Chronic Disease Must Be Addressed In Syria Crisis

“In the midst of a bloody civil war, the biggest killer in Syria may not be the one you expect: chronic disease,” Jerusha Murugen, a research associate for global health, economics, and development at the Council on Foreign Relations, writes in CNN’s “Global Public Square” (GPS) blog. “For many thousands of Syrians who struggle to access medical treatment in a war with no end in sight, everyday medical conditions have now become a matter of life or death,” she states, adding, “Zaher Sahloul, president of the Syrian American Medical Society (SAMS), estimates that as many as 200,000 Syrians have died from chronic conditions, such as cancer, diabetes, hypertension, and respiratory and heart conditions, as a result of lack of access to drugs and treatment, double the number of Syrians killed by combat operations.” She adds, “The United Nations now estimates that over half a million Syrians will require chronic disease treatment for the remainder of 2013.”
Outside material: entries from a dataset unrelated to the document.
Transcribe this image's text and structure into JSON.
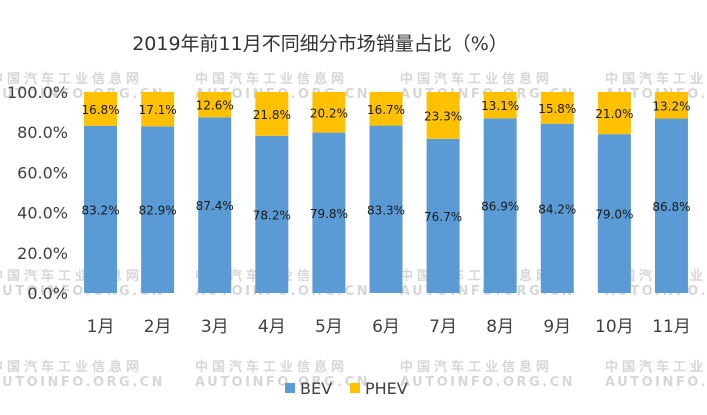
{
  "chart_data": {
    "type": "bar",
    "stacked": true,
    "title": "2019年前11月不同细分市场销量占比（%）",
    "categories": [
      "1月",
      "2月",
      "3月",
      "4月",
      "5月",
      "6月",
      "7月",
      "8月",
      "9月",
      "10月",
      "11月"
    ],
    "series": [
      {
        "name": "BEV",
        "color": "#5b9bd5",
        "values": [
          83.2,
          82.9,
          87.4,
          78.2,
          79.8,
          83.3,
          76.7,
          86.9,
          84.2,
          79.0,
          86.8
        ],
        "labels": [
          "83.2%",
          "82.9%",
          "87.4%",
          "78.2%",
          "79.8%",
          "83.3%",
          "76.7%",
          "86.9%",
          "84.2%",
          "79.0%",
          "86.8%"
        ]
      },
      {
        "name": "PHEV",
        "color": "#ffc000",
        "values": [
          16.8,
          17.1,
          12.6,
          21.8,
          20.2,
          16.7,
          23.3,
          13.1,
          15.8,
          21.0,
          13.2
        ],
        "labels": [
          "16.8%",
          "17.1%",
          "12.6%",
          "21.8%",
          "20.2%",
          "16.7%",
          "23.3%",
          "13.1%",
          "15.8%",
          "21.0%",
          "13.2%"
        ]
      }
    ],
    "ylim": [
      0,
      100
    ],
    "yticks": [
      0,
      20,
      40,
      60,
      80,
      100
    ],
    "ytick_labels": [
      "0.0%",
      "20.0%",
      "40.0%",
      "60.0%",
      "80.0%",
      "100.0%"
    ],
    "xlabel": "",
    "ylabel": "",
    "grid": false,
    "legend_position": "bottom-center"
  },
  "watermark": {
    "line1": "中国汽车工业信息网",
    "line2": "AUTOINFO.ORG.CN"
  }
}
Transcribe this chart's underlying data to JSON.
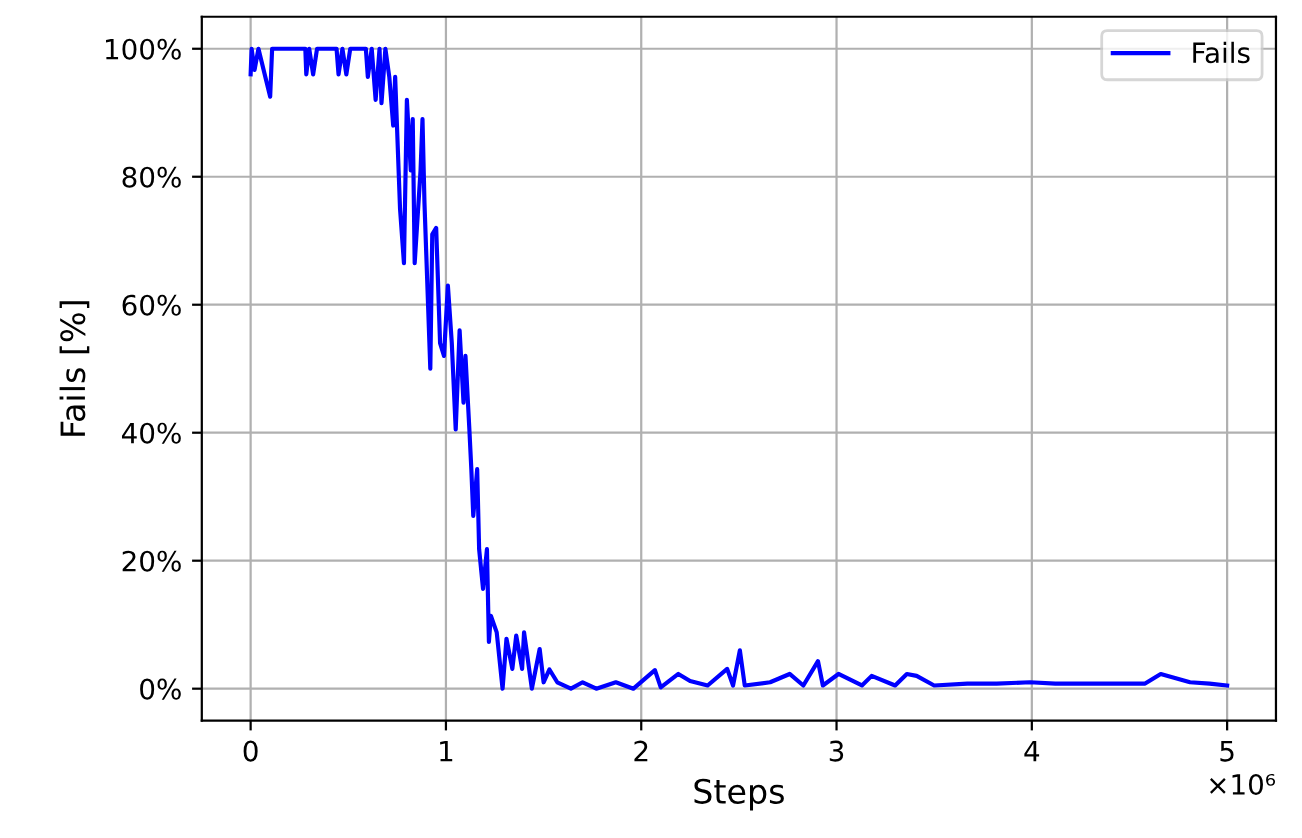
{
  "chart_data": {
    "type": "line",
    "xlabel": "Steps",
    "ylabel": "Fails [%]",
    "annotations": [
      "×10⁶"
    ],
    "xlim": [
      -0.25,
      5.25
    ],
    "xticks": [
      0,
      1,
      2,
      3,
      4,
      5
    ],
    "ylim": [
      -5,
      105
    ],
    "yticks": [
      {
        "value": 0,
        "label": "0%"
      },
      {
        "value": 20,
        "label": "20%"
      },
      {
        "value": 40,
        "label": "40%"
      },
      {
        "value": 60,
        "label": "60%"
      },
      {
        "value": 80,
        "label": "80%"
      },
      {
        "value": 100,
        "label": "100%"
      }
    ],
    "grid": true,
    "legend": "top right",
    "line_style": "solid",
    "marker": "none",
    "series": [
      {
        "name": "Fails",
        "color": "#0000ff",
        "x": [
          0,
          0.005,
          0.02,
          0.04,
          0.1,
          0.11,
          0.28,
          0.285,
          0.3,
          0.32,
          0.34,
          0.44,
          0.45,
          0.47,
          0.49,
          0.51,
          0.59,
          0.6,
          0.62,
          0.64,
          0.66,
          0.67,
          0.69,
          0.71,
          0.73,
          0.74,
          0.765,
          0.785,
          0.8,
          0.82,
          0.83,
          0.84,
          0.87,
          0.88,
          0.89,
          0.92,
          0.93,
          0.95,
          0.97,
          0.99,
          1.01,
          1.03,
          1.05,
          1.07,
          1.09,
          1.1,
          1.12,
          1.13,
          1.14,
          1.16,
          1.17,
          1.19,
          1.21,
          1.22,
          1.23,
          1.26,
          1.29,
          1.31,
          1.34,
          1.36,
          1.39,
          1.4,
          1.44,
          1.48,
          1.5,
          1.53,
          1.57,
          1.64,
          1.7,
          1.77,
          1.87,
          1.96,
          2.07,
          2.1,
          2.19,
          2.25,
          2.34,
          2.44,
          2.47,
          2.505,
          2.53,
          2.66,
          2.76,
          2.83,
          2.905,
          2.93,
          3.01,
          3.13,
          3.18,
          3.3,
          3.36,
          3.41,
          3.5,
          3.67,
          3.82,
          3.99,
          4.12,
          4.34,
          4.58,
          4.66,
          4.81,
          4.91,
          5.0
        ],
        "values": [
          96,
          100,
          96.7,
          100,
          92.5,
          100,
          100,
          96,
          100,
          96,
          100,
          100,
          96,
          100,
          96,
          100,
          100,
          95.6,
          100,
          92,
          100,
          91.5,
          100,
          95.6,
          88,
          95.6,
          75,
          66.5,
          92,
          81,
          89,
          66.5,
          81,
          89,
          76,
          50,
          71,
          72,
          54,
          52,
          63,
          54,
          40.5,
          56,
          44.7,
          52,
          40.5,
          34.3,
          27,
          34.3,
          21.8,
          15.6,
          21.8,
          7.3,
          11.4,
          8.8,
          0,
          7.8,
          3.1,
          8.3,
          3.1,
          8.8,
          0,
          6.2,
          1,
          3,
          1,
          0,
          1,
          0,
          1,
          0,
          2.9,
          0.2,
          2.3,
          1.2,
          0.5,
          3.1,
          0.5,
          6,
          0.5,
          1,
          2.3,
          0.5,
          4.3,
          0.5,
          2.3,
          0.5,
          2,
          0.5,
          2.3,
          2,
          0.5,
          0.8,
          0.8,
          1,
          0.8,
          0.8,
          0.8,
          2.3,
          1,
          0.8,
          0.5
        ]
      }
    ]
  }
}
“And while daily atrocities and war crimes have gained international attention, most recently August’s horrific chemical weapons attack, Médecins Sans Frontières … stresses that victims who survive combat operations more frequently become ‘silent casualties,’ succumbing instead to previously manageable chronic illnesses as a result of calculated attacks on Syria’s primary health care system and pharmaceutical industry,” Murugen continues. “Syrians are now facing a critical shortage of medicines, particularly for chronic illnesses — WHO surveys indicate that basic supplies, such as insulin for Syria’s 40,000 juvenile diabetes patients, are no longer available,” she notes, adding, “While international organizations are providing medical aid in the country, the Syrian government has issued stringent policies for such groups, authorizing only Syrian government-approved domestic and international organizations to work in the country.” She concludes, “While finding a solution to Syria’s civil war will continue to be difficult, resolving its chronic disease crisis should not be. With the United Nation’s hands effectively tied, other actors must now act where the international community cannot” (9/30).